Nous sommes à vos côtés pour les progrès qui restent à accomplir. Le plan psychiatrie et santé mentale 2005-2008 présente à l'heure actuelle un bilan plutôt favorable. Près de 60 % des actions programmées ont été engagées ou réalisées et plus de 3.000 personnes ont été formées dès la fin 2006. 1.500 postes non médicaux et de 180 postes médicaux ont été créés dans les établissements de santé. Les régions nous soutiennent, en mobilisant des crédits complémentaires en direction de la psychiatrie infanto-juvénile et des alternatives à l'hospitalisation, en particulier.
Ce plan psychiatrie et santé mentale arrive à échéance dans onze mois. Quelle suite allons-nous choisir de lui donner ? Il nous appartient d'y réfléchir dès aujourd'hui, car le rôle, les missions, et l'organisation de la psychiatrie seront concernés par les réformes à venir. Je pense à la réforme de l'hôpital, de l'organisation territoriale de la santé par le biais des agences régionales de la santé, sans oublier les soins de premier recours.
2008 sera une année très chargée de réformes pour les acteurs du monde de la santé. Ces réformes se feront dans un esprit de dialogue et de concertation, avec pour seul souci de favoriser l'amélioration de la qualité des soins dont nous devons garantir équitablement l'accès.
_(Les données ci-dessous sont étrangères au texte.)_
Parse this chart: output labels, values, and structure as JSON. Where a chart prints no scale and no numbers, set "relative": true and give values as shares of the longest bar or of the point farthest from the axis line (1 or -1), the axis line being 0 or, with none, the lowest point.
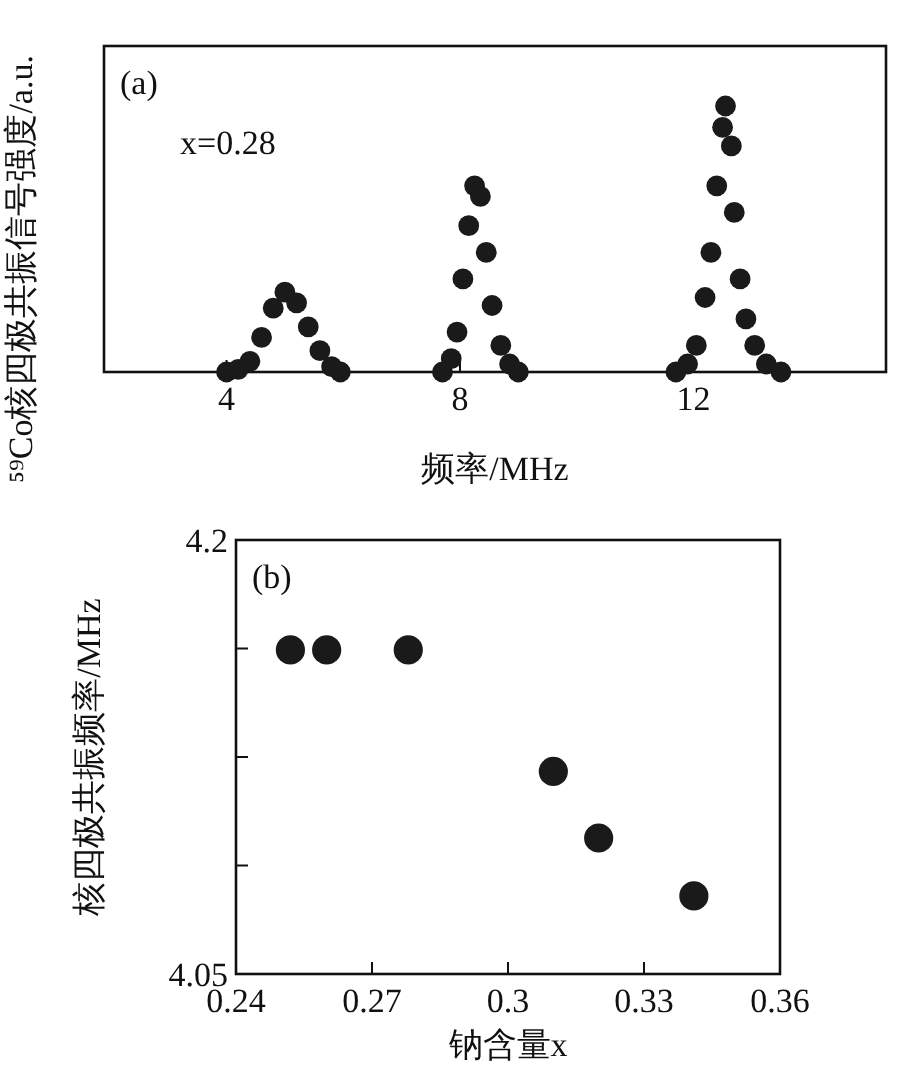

Je voudrais, pour finir, mettre en valeur une initiative remarquable : vous consacrez la journée de samedi matin à vos confrères médecins généralistes. Eux-aussi sont effectivement souvent en première ligne pour suivre au quotidien un grand nombre de vos patients. Ce dialogue entre psychiatres et généralistes est, à mes yeux, essentiel. Il prend acte de la nécessité d'offrir aux patients une prise en charge continue. Car l'être humain est un tout, et ne saurait se réduire à telle ou telle pathologie prise isolément.
Psychiatres et généralistes, vous avez besoin des uns et des autres. Et nous nous avons besoin de vous.